[PAST EVENT] Securing Systems with Isolated Execution

February 6, 2017
8am - 9am
Location
McGlothlin-Street Hall, Room 020
251 Jamestown Rd
Williamsburg, VA 23185Map this location

Abstract:

One of the challenges in securing today?s computing systems is how to efficiently protect critical parts of security-sensitive applications from attacks that are launched using untrusted or compromised system software layers. Modern operating systems (OS) and virtualization layers are growing into large and very complex pieces of code. Due to their large size and complexity, it is virtually impossible to design them without exploitable vulnerabilities. Despite a plethora of protection techniques, many recent attacks that exploit vulnerabilities in systems code that bypass existing protections have been successfully demonstrated. Instead of attempting to prevent software bugs or mitigating all possible routes for their exploitation, a fundamentally different approach is to completely isolate security-sensitive parts of application code from potentially compromised system software layers. With significant interest from many hardware vendors including Intel, ARM, AMD and IBM, isolated execution has a potential to become a future standard of secure computing.

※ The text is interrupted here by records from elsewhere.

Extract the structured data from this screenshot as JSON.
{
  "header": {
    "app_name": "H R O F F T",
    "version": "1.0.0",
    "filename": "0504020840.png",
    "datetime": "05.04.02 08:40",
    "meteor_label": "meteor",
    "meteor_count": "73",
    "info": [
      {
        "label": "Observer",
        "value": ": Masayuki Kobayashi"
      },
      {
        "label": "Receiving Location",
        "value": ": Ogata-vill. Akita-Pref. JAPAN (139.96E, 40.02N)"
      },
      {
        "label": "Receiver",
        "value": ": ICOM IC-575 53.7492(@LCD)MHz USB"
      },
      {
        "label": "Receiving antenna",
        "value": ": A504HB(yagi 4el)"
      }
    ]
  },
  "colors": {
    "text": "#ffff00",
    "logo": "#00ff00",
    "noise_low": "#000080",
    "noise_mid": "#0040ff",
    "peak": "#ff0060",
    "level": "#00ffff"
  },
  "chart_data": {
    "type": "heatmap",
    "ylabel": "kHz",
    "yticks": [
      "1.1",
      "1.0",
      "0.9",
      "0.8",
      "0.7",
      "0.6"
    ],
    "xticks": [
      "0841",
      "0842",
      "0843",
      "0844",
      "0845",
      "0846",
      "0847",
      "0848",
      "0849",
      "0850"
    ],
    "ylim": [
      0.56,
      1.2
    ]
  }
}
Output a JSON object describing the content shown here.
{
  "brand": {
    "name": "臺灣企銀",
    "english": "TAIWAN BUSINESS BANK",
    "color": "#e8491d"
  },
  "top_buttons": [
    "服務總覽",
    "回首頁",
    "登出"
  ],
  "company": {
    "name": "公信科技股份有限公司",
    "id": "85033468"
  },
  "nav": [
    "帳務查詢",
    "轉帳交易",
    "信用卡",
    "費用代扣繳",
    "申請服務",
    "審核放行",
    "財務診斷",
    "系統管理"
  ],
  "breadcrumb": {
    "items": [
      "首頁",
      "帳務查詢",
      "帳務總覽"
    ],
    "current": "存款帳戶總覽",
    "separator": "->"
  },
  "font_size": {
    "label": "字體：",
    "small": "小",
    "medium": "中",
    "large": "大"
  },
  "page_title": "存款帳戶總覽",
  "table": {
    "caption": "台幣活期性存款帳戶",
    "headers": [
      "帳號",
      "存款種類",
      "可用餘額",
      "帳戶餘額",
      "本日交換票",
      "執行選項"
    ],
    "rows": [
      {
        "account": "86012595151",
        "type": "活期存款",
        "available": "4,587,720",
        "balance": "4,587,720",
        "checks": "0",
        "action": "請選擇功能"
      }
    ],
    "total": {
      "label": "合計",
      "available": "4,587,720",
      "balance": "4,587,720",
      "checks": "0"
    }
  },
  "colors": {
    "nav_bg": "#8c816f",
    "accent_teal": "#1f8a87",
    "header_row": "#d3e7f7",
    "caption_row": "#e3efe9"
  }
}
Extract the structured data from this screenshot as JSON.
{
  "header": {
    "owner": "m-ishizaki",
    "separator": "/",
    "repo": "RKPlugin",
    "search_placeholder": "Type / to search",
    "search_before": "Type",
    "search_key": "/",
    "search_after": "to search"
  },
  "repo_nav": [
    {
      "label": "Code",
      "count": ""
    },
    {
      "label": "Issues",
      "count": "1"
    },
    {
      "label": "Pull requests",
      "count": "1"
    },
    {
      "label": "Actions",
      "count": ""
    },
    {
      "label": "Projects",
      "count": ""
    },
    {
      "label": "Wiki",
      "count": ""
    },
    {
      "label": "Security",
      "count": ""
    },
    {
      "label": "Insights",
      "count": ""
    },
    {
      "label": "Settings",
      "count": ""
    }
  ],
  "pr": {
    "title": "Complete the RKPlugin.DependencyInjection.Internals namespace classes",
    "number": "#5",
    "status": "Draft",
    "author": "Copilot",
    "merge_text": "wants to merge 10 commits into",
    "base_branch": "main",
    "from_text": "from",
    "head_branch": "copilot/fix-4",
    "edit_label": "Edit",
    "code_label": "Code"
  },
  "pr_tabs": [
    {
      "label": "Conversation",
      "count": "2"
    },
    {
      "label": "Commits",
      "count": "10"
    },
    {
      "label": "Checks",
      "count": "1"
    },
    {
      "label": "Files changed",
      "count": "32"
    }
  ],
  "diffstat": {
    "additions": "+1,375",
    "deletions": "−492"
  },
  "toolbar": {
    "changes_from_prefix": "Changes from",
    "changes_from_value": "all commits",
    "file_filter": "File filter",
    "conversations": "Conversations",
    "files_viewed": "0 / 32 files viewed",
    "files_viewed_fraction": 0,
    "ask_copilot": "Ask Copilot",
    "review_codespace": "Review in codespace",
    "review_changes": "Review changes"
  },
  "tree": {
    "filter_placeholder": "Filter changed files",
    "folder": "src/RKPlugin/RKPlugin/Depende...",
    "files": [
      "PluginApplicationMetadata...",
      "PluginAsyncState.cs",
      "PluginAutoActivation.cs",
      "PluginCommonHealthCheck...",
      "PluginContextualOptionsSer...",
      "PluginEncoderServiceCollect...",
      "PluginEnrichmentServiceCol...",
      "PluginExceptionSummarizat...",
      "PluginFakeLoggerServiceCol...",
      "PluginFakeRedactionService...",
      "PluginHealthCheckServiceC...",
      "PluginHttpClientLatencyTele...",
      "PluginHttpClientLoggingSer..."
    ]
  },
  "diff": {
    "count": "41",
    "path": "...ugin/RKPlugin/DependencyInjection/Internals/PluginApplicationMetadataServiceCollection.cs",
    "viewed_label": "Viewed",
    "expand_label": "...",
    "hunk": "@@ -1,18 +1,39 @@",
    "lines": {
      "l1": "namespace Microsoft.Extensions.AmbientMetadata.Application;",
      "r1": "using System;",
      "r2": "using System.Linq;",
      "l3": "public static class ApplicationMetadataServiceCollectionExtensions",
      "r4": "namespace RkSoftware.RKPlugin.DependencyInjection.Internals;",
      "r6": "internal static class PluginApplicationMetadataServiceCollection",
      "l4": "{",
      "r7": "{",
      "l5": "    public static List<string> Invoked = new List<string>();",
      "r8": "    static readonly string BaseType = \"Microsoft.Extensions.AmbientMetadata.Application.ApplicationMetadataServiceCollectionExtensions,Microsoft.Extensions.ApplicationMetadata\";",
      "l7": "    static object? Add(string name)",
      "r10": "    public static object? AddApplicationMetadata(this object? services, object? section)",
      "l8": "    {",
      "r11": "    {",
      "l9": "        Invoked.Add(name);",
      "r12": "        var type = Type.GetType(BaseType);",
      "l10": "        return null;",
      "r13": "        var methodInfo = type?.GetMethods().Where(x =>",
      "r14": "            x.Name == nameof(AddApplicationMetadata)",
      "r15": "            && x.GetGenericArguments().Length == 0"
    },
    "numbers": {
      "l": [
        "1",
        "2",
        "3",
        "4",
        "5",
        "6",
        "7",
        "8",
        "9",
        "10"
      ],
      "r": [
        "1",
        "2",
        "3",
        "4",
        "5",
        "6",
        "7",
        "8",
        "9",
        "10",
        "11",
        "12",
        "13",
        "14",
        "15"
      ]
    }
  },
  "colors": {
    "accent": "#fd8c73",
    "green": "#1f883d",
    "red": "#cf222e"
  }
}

In this talk, we first introduce Iso-X ? a flexible hardware-managed architecture for supporting isolated execution. Isolation in Iso-X is achieved by creating and dynamically managing compartments (isolated software modules) to host critical fragments of code and associated data. Iso-X provides fine-grained isolation at the memory-page level, flexible allocation of memory, and a low-complexity, hardware-only trusted computing base. Iso-X requires minimal additional hardware, a small number of new ISA instructions to manage compartments, and minimal changes to the operating system. In the second part of the talk, we examine some future challenges faced by the isolated execution environments. In particular, we discuss the vulnerability of isolated systems to side-channel attacks and covert channels due to shared physical hardware resources. We then demonstrate several such new attacks that apply to both traditional and isolated systems, and describe possible mitigation strategies.


Biography:

Dmitry Evtyushkin in a Ph.D. candidate in the Department of Computer Science at Binghamton University. He received his undergraduate degree from Moscow Institute of Electronics and Mathematics, Moscow, Russia, in 2011. His research interests are in the areas of computer architecture and secure system design, with specific focus on architectures for isolated execution and investigation of covert channels and side channels through shared processor resources. His work was published in leading conferences and journals, including MICRO, CCS, TACO and TDSC. He is a recipient of Binghamton Graduate Student Award for Excellence in Research.